La Gazette de la grande ile

Recrutement de 17.900 fonctionnaires : Encore du délire !

Publié le 30 septembre 2022

L’Etat va procéder au recrutement de 17.900 postes budgétaires selon le rapport du conseil des ministres de mercredi dernier. Un autre délire du régime, vu l’état financier actuel du pays.

Madagascar baigne sous les dettes. L’Etat n’arrive pas à rembourser ce qu’il a dépensé en projets sans utilité. L’économie de Madagascar s’écroule au point que le pays se trouve actuellement au cinquième rang des pays les plus pauvres au monde selon la Banque Mondiale.

Le régime actuel a toujours favorisé les projets absurdes. Le budget faramineux de 151 millions d’euros pour le téléphérique aurait pu être affecté dans un secteur plus nécessiteux comme l’éducation ou la construction de routes. Notons cependant que même ces 17.900 fonctionnaires sont répartis de façon à favoriser les domaines avantageux pour le régime. 1.300 pour la Défense nationale, 1.500 pour le Secrétariat d’Etat à la gendarmerie, 1.300 pour la Sécurité publique, 600 pour la Justice, 1.500 pour la Santé publique, 9.800 pour l’Education nationale, 1.000 pour l’Enseignement technique, seulement 200 pour l’Enseignement supérieur et 700 pour la Présidence de la République et la Primature. Force est de constater que les forces de l’ordre sont largement avantagées par ce projet de recrutement. Un moyen pour le régime de se protéger en cas de soulèvement populaire.
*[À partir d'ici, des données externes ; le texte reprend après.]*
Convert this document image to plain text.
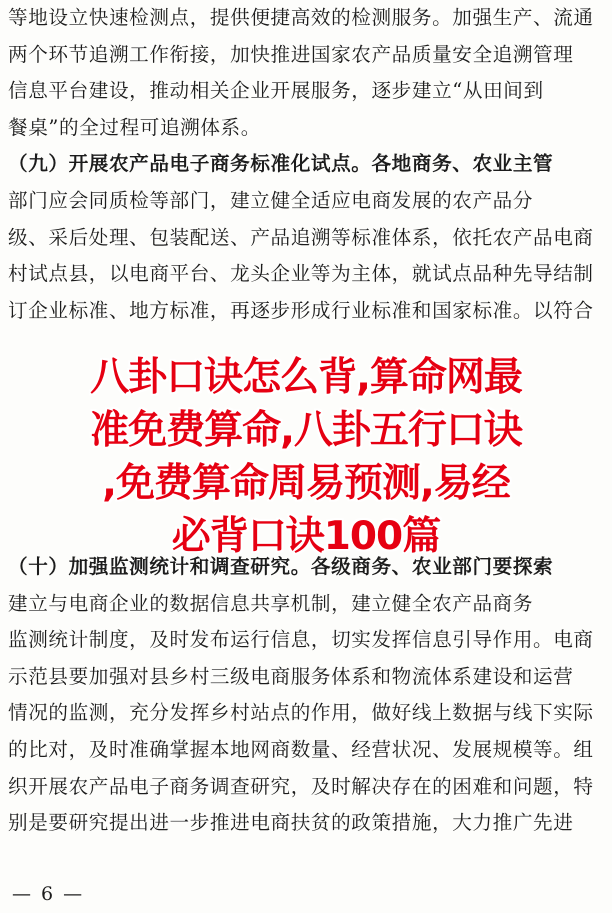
等地设立快速检测点，提供便捷高效的检测服务。加强生产、流通
两个环节追溯工作衔接，加快推进国家农产品质量安全追溯管理
信息平台建设，推动相关企业开展服务，逐步建立“从田间到
餐桌”的全过程可追溯体系。
（九）开展农产品电子商务标准化试点。各地商务、农业主管
部门应会同质检等部门，建立健全适应电商发展的农产品分
级、采后处理、包装配送、产品追溯等标准体系，依托农产品电商
村试点县，以电商平台、龙头企业等为主体，就试点品种先导结制
订企业标准、地方标准，再逐步形成行业标准和国家标准。以符合
（十）加强监测统计和调查研究。各级商务、农业部门要探索
建立与电商企业的数据信息共享机制，建立健全农产品商务
监测统计制度，及时发布运行信息，切实发挥信息引导作用。电商
示范县要加强对县乡村三级电商服务体系和物流体系建设和运营
情况的监测，充分发挥乡村站点的作用，做好线上数据与线下实际
的比对，及时准确掌握本地网商数量、经营状况、发展规模等。组
织开展农产品电子商务调查研究，及时解决存在的困难和问题，特
别是要研究提出进一步推进电商扶贫的政策措施，大力推广先进
八卦口诀怎么背,算命网最
准免费算命,八卦五行口诀
,免费算命周易预测,易经
必背口诀100篇
— 6 —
Mettre 17.900 postes budgétaires dans le projet de loi de finances est encore un autre délire du régime. L’Etat doit encore plus de 500 milliards d’ariary aux pétroliers. Même avec une augmentation de 500 milliards d’ariary de budget d’appui à son fonctionnement, la Jirama continue de ne pas fonctionner correctement. Cette même société doit 800 milliards d’ariary d’arriérés aux pétroliers. Selon le site Données Mondiales.com, le niveau de dettes de Madagascar le plus élevé des 22 dernières années a été atteint en 2021, dépassant 6 milliards d’euros, l’équivalent de 24.600 milliards d’ariary. Une situation alarmante dont la priorité ne doit pas être l’octroi de 17.900 postes budgétaires.

Les responsables de ce pays n’arrêtent pas de délirer. Ils sont complétement à côté de la plaque en ce qui concerne le choix des priorités pour faire avancer le pays. Vu les dettes du pays, les générations futures vont vivre pour les payer.